O energúmeno - Capítulo 2
Canela, 1953
Glory, que agora voltaria a atender pelo nome de batismo, Fantina, se não fosse pelo detalhe de ninguém mais lhe dirigir a palavra, passava seus dias pedindo esmolas, pois era o único jeito de uma mulher como ela, que nada sabia fazer, a não ser sexo, ganhar dinheiro, depois de ter sido despedida do protíbulo.
Canela não era uma cidade muito grande, e, nessas cidadezinhas, não se anda muitos metros até encontrar alguém conhecido, o que, às vezes, pode ser um empecilho.
-Meu senhor, me dê um trocado, eu tenho filho para criar.
-Cale a boca, sua puta. Vai dar a bunda para ganhar dinheiro. - Fechava a janela e acelerava o carro.
“Você não é aquela prostituta do filho feio? Cadê aquela aberração?”, “Por que não está mais no puteiro? Sua bundinha não aguentou?”, “Filho, não chegue perto dela, ela é uma prostituta.” ou ainda “Tá mendigando? Deixa eu te comer que eu te dou uns trocados.”. Essa última era sempre aceita, e Fantina levava qualquer homem que falasse isso para sua casa, a sobrevivência do seu bebê era mais importante que qualquer tipo de dignidade que pudesse ter resstado em si mesma. A cada dia que se passava, ficava mais difícil conseguir esmolas ou clientes, até que sobreviver se tornou impossível. Fantina estava cada vez mais magra e fraca, pois deixava de se alimentar para dar comida ao filho, que crescia feio e doente.
Um circo de horrores estava na cidade, entre suas atrações tinha uma mulher barbada, um faquir que dormia numa cama de pregos e andava sobre carvão em brasas, um homem que se dizia “o mais tatuado do mundo, o homem cobra, com seus dentes pontiagudos e sua língua bifurcada, e um homem que tivera a boca cosida.

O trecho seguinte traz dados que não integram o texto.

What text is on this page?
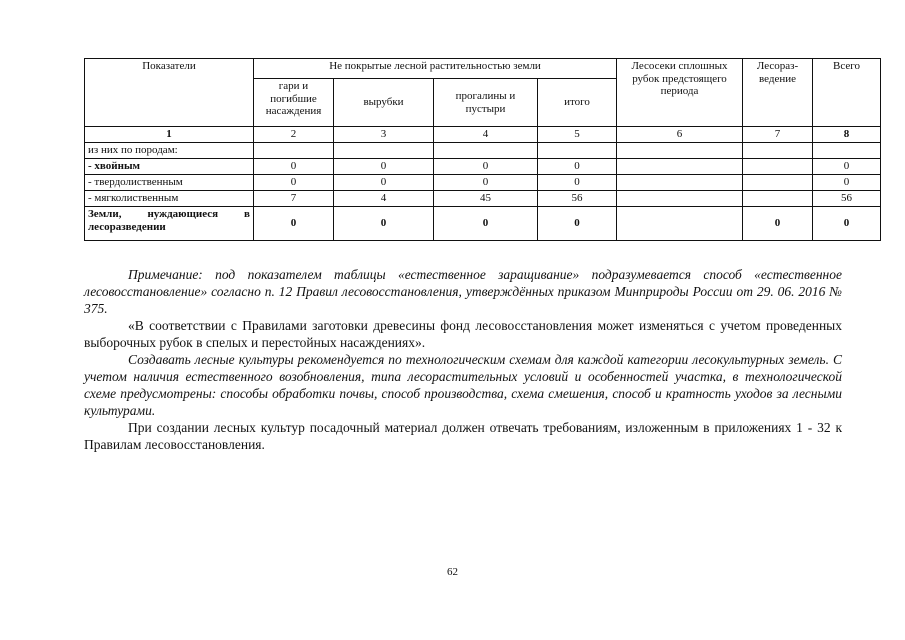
Показатели	Не покрытые лесной растительностью земли				Лесосеки сплошных рубок предстоящего периода	Лесораз-ведение	Всего
	гари и погибшие насаждения	вырубки	прогалины и пустыри	итого			
1	2	3	4	5	6	7	8
из них по породам:							
- хвойным	0	0	0	0			0
- твердолиственным	0	0	0	0			0
- мягколиственным	7	4	45	56			56
Земли, нуждающиеся в лесоразведении	0	0	0	0		0	0

Примечание: под показателем таблицы «естественное заращивание» подразумевается способ «естественное лесовосстановление» согласно п. 12 Правил лесовосстановления, утверждённых приказом Минприроды России от 29. 06. 2016 № 375.

«В соответствии с Правилами заготовки древесины фонд лесовосстановления может изменяться с учетом проведенных выборочных рубок в спелых и перестойных насаждениях».

Создавать лесные культуры рекомендуется по технологическим схемам для каждой категории лесокультурных земель. С учетом наличия естественного возобновления, типа лесорастительных условий и особенностей участка, в технологической схеме предусмотрены: способы обработки почвы, способ производства, схема смешения, способ и кратность уходов за лесными культурами.

При создании лесных культур посадочный материал должен отвечать требованиям, изложенным в приложениях 1 - 32 к Правилам лесовосстановления.

62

O dono do circo estava à procura de mais bizarrices para aumentar o seu elenco e, quando tomou conhecimento do bebê desfigurado, foi direto ao cabaré, atrás da meretriz.
-Boa noite, senhor. - disse madame Crytal, que estava numa mesa perto da entrada. - Em que posso ajudar? O senhor deseja ver nossas meninas?
-Na verdade, minha boa senhora, estou à procura de uma jovem chamada Glory, mãe de um...
-De um monstrinho. - Interrompeu a senhora.- Desculpe-me, ela não trabalha mais aqui. Posso ajudar em mais alguma coisa?
-Onde ela mora?
-Não é de sua conta.
-Uma, duas, três, quatro. - O dono do circo contou as notas que tirava do bolso, e entregou para madame Crystal.
-Tem mais de onde essas vieram?
-Primeiro o bebê. Convença-a a entregar-mo. Eu posso pagar por ele.
-É pra já. O senhor volte aqui de noite que eu hei de lhe entregar o bebê.
-Glory! Ande! Abra esta porta! - Berrou madame Crystal, à porta de sua ex-empregada.
-O que foi agora? - Perfuntou Fantina, impaciente, ao abrir a porta.
-Credo! Como você está feia... E o seu bebê está bem?
-Está lá dentro, dormindo.
-E como você está cuidando dele? Está trabalhando?
-Não. Cuido dele como dá. O que você quer aqui? Estou ocupada.
-Eu vim lhe fazer uma proposta.
-Pois faça!
-Eu sei da sua situação financeira, e gostaria de te ajudar. Um amigo meu não pode ter filhos, por um problema que tem lá... nas bolas,... mas ele quer tanto um filho, e garanto que ele cuidaria bem do seu menino, lhe daria comida, abrigo, amor e educação. Eu contei para ele que você tinha um filho, e que não tinha condições para cuidar do pequeno, e ele se prontificou a lhe pagar uma boa quantia pela adoção.
-Não!
-Mas e o dinheiro?
-Não importa, ele é meu filho!
-Se ele ficar com você, morrerão os dois de fome. Se você o ama, deixe que alguém mais apto cuide dele, e lhe dê uma chance de ser alguém na vida, para que ele não termine como a mãe, que nem se alimentar consegue.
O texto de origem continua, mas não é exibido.